Pakistani authorities have wasted no time and have already carried out nine executions under the reestablished death penalty.

So far, only Pakistan’s main Islamist political parties have stood against the tide of widespread support for the new measures. But some Pakistani legal scholars and international rights organizations are warning that the new powers granted the state – and in particular the military – could undermine Pakistan’s fragile democracy. Rights advocates are also condemning the military’s growing limitations on media access to areas of operation in the stepped-up battle with the Taliban.

“Misusing military courts, a resumption of executions, and denying media access to conflict areas is a recipe for renewed human rights violations rather than a rights-respecting response to militant atrocities,” says Phelim Kine, Human Rights Watch’s deputy Asia director, in a statement on the new measures.

“Trampling rights,” Mr. Kine said, is “no antidote to atrocities.”

Some Pakistani legal experts are particularly wary of the new provision to use military courts for trying terror suspects, saying it risks undermining the rights guaranteed defendants under Pakistan’s Constitution.

At the same time, however, supporters of the measure point to the extremely low conviction rates in the country’s civilian courts that specialize in terrorism cases. Studies show that threats against the civilian courts and their judges have made convictions of terrorists a rare occurrence.

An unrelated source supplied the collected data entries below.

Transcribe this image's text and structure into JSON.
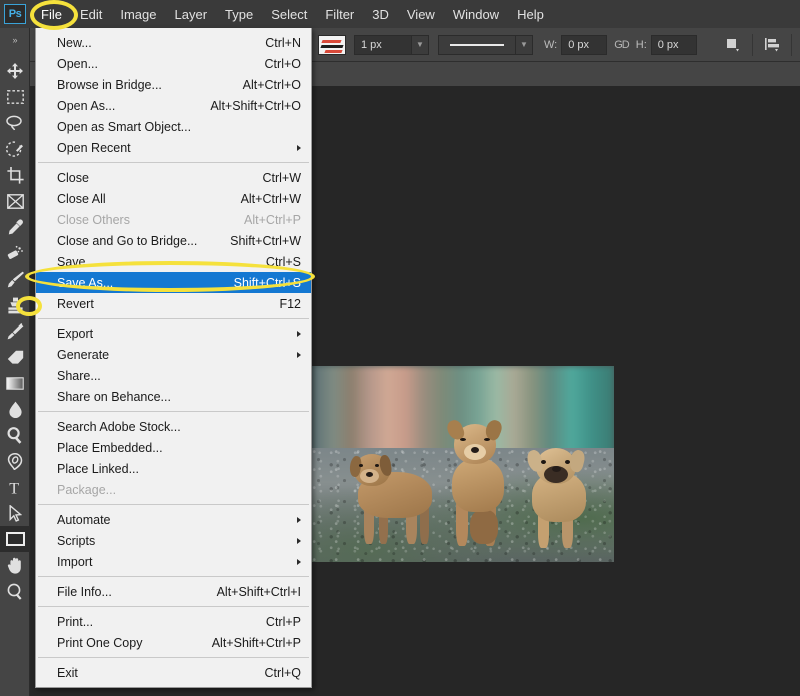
{
  "app": {
    "name": "Adobe Photoshop",
    "logo_text": "Ps"
  },
  "menubar": {
    "items": [
      {
        "label": "File",
        "name": "menu-file",
        "active": true
      },
      {
        "label": "Edit",
        "name": "menu-edit",
        "active": false
      },
      {
        "label": "Image",
        "name": "menu-image",
        "active": false
      },
      {
        "label": "Layer",
        "name": "menu-layer",
        "active": false
      },
      {
        "label": "Type",
        "name": "menu-type",
        "active": false
      },
      {
        "label": "Select",
        "name": "menu-select",
        "active": false
      },
      {
        "label": "Filter",
        "name": "menu-filter",
        "active": false
      },
      {
        "label": "3D",
        "name": "menu-3d",
        "active": false
      },
      {
        "label": "View",
        "name": "menu-view",
        "active": false
      },
      {
        "label": "Window",
        "name": "menu-window",
        "active": false
      },
      {
        "label": "Help",
        "name": "menu-help",
        "active": false
      }
    ]
  },
  "options_bar": {
    "stroke_swatch_icon": "stroke-style-swatch",
    "stroke_width_value": "1 px",
    "stroke_style_icon": "solid-line",
    "width_label": "W:",
    "width_value": "0 px",
    "link_icon": "link-chain-icon",
    "height_label": "H:",
    "height_value": "0 px",
    "path_operations_icon": "path-operations-icon",
    "path_alignment_icon": "path-alignment-icon",
    "path_arrangement_icon": "path-arrangement-icon",
    "settings_icon": "gear-icon"
  },
  "toolbar": {
    "collapse_icon": "double-chevron-right-icon",
    "tools": [
      {
        "name": "move-tool",
        "icon": "move-icon",
        "selected": false
      },
      {
        "name": "rectangular-marquee-tool",
        "icon": "marquee-icon",
        "selected": false
      },
      {
        "name": "lasso-tool",
        "icon": "lasso-icon",
        "selected": false
      },
      {
        "name": "quick-selection-tool",
        "icon": "quick-select-icon",
        "selected": false
      },
      {
        "name": "crop-tool",
        "icon": "crop-icon",
        "selected": false
      },
      {
        "name": "frame-tool",
        "icon": "frame-icon",
        "selected": false
      },
      {
        "name": "eyedropper-tool",
        "icon": "eyedropper-icon",
        "selected": false
      },
      {
        "name": "spot-healing-brush-tool",
        "icon": "healing-brush-icon",
        "selected": false
      },
      {
        "name": "brush-tool",
        "icon": "brush-icon",
        "selected": false
      },
      {
        "name": "clone-stamp-tool",
        "icon": "stamp-icon",
        "selected": false
      },
      {
        "name": "history-brush-tool",
        "icon": "history-brush-icon",
        "selected": false
      },
      {
        "name": "eraser-tool",
        "icon": "eraser-icon",
        "selected": false
      },
      {
        "name": "gradient-tool",
        "icon": "gradient-icon",
        "selected": false
      },
      {
        "name": "blur-tool",
        "icon": "waterdrop-icon",
        "selected": false
      },
      {
        "name": "dodge-tool",
        "icon": "dodge-icon",
        "selected": false
      },
      {
        "name": "pen-tool",
        "icon": "pen-icon",
        "selected": false
      },
      {
        "name": "horizontal-type-tool",
        "icon": "type-t-icon",
        "selected": false
      },
      {
        "name": "path-selection-tool",
        "icon": "arrow-cursor-icon",
        "selected": false
      },
      {
        "name": "rectangle-tool",
        "icon": "rectangle-icon",
        "selected": true
      },
      {
        "name": "hand-tool",
        "icon": "hand-icon",
        "selected": false
      },
      {
        "name": "zoom-tool",
        "icon": "magnifier-icon",
        "selected": false
      }
    ]
  },
  "file_menu": {
    "groups": [
      {
        "items": [
          {
            "label": "New...",
            "accel": "Ctrl+N",
            "submenu": false,
            "disabled": false,
            "highlight": false
          },
          {
            "label": "Open...",
            "accel": "Ctrl+O",
            "submenu": false,
            "disabled": false,
            "highlight": false
          },
          {
            "label": "Browse in Bridge...",
            "accel": "Alt+Ctrl+O",
            "submenu": false,
            "disabled": false,
            "highlight": false
          },
          {
            "label": "Open As...",
            "accel": "Alt+Shift+Ctrl+O",
            "submenu": false,
            "disabled": false,
            "highlight": false
          },
          {
            "label": "Open as Smart Object...",
            "accel": "",
            "submenu": false,
            "disabled": false,
            "highlight": false
          },
          {
            "label": "Open Recent",
            "accel": "",
            "submenu": true,
            "disabled": false,
            "highlight": false
          }
        ]
      },
      {
        "items": [
          {
            "label": "Close",
            "accel": "Ctrl+W",
            "submenu": false,
            "disabled": false,
            "highlight": false
          },
          {
            "label": "Close All",
            "accel": "Alt+Ctrl+W",
            "submenu": false,
            "disabled": false,
            "highlight": false
          },
          {
            "label": "Close Others",
            "accel": "Alt+Ctrl+P",
            "submenu": false,
            "disabled": true,
            "highlight": false
          },
          {
            "label": "Close and Go to Bridge...",
            "accel": "Shift+Ctrl+W",
            "submenu": false,
            "disabled": false,
            "highlight": false
          },
          {
            "label": "Save",
            "accel": "Ctrl+S",
            "submenu": false,
            "disabled": false,
            "highlight": false
          },
          {
            "label": "Save As...",
            "accel": "Shift+Ctrl+S",
            "submenu": false,
            "disabled": false,
            "highlight": true
          },
          {
            "label": "Revert",
            "accel": "F12",
            "submenu": false,
            "disabled": false,
            "highlight": false
          }
        ]
      },
      {
        "items": [
          {
            "label": "Export",
            "accel": "",
            "submenu": true,
            "disabled": false,
            "highlight": false
          },
          {
            "label": "Generate",
            "accel": "",
            "submenu": true,
            "disabled": false,
            "highlight": false
          },
          {
            "label": "Share...",
            "accel": "",
            "submenu": false,
            "disabled": false,
            "highlight": false
          },
          {
            "label": "Share on Behance...",
            "accel": "",
            "submenu": false,
            "disabled": false,
            "highlight": false
          }
        ]
      },
      {
        "items": [
          {
            "label": "Search Adobe Stock...",
            "accel": "",
            "submenu": false,
            "disabled": false,
            "highlight": false
          },
          {
            "label": "Place Embedded...",
            "accel": "",
            "submenu": false,
            "disabled": false,
            "highlight": false
          },
          {
            "label": "Place Linked...",
            "accel": "",
            "submenu": false,
            "disabled": false,
            "highlight": false
          },
          {
            "label": "Package...",
            "accel": "",
            "submenu": false,
            "disabled": true,
            "highlight": false
          }
        ]
      },
      {
        "items": [
          {
            "label": "Automate",
            "accel": "",
            "submenu": true,
            "disabled": false,
            "highlight": false
          },
          {
            "label": "Scripts",
            "accel": "",
            "submenu": true,
            "disabled": false,
            "highlight": false
          },
          {
            "label": "Import",
            "accel": "",
            "submenu": true,
            "disabled": false,
            "highlight": false
          }
        ]
      },
      {
        "items": [
          {
            "label": "File Info...",
            "accel": "Alt+Shift+Ctrl+I",
            "submenu": false,
            "disabled": false,
            "highlight": false
          }
        ]
      },
      {
        "items": [
          {
            "label": "Print...",
            "accel": "Ctrl+P",
            "submenu": false,
            "disabled": false,
            "highlight": false
          },
          {
            "label": "Print One Copy",
            "accel": "Alt+Shift+Ctrl+P",
            "submenu": false,
            "disabled": false,
            "highlight": false
          }
        ]
      },
      {
        "items": [
          {
            "label": "Exit",
            "accel": "Ctrl+Q",
            "submenu": false,
            "disabled": false,
            "highlight": false
          }
        ]
      }
    ]
  },
  "canvas": {
    "document_description": "Photo of three brown puppies standing on a gravel path with blurred colorful background"
  },
  "annotations": {
    "highlight_color": "#f5e13c",
    "selection_color": "#1478d2",
    "ellipses": [
      {
        "name": "file-menu-highlight",
        "target": "File"
      },
      {
        "name": "save-as-highlight",
        "target": "Save As..."
      },
      {
        "name": "eyedropper-highlight",
        "target": "eyedropper-tool"
      }
    ]
  },
  "colors": {
    "menubar_bg": "#3a3a3a",
    "options_bar_bg": "#454545",
    "toolbar_bg": "#454545",
    "canvas_bg": "#262626",
    "menu_bg": "#f1f1f1",
    "accent_blue": "#3aa3d8"
  }
}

In any case, it seems unlikely that Kerry will pressure the Pakistanis to ease up on the antiterror measures, since the US has hardly ceased since the 9/11 attacks from pressuring Pakistan to get tough on terrorism. Before a dinner meeting with Prime Minister Sharif, Kerry offered America’s condolences for the Peshawar attack and pledged US support for the country’s battle with terrorism, according to the Pakistani press. And Sharif hailed the “vital” role the US plays in Pakistan’s regional policies.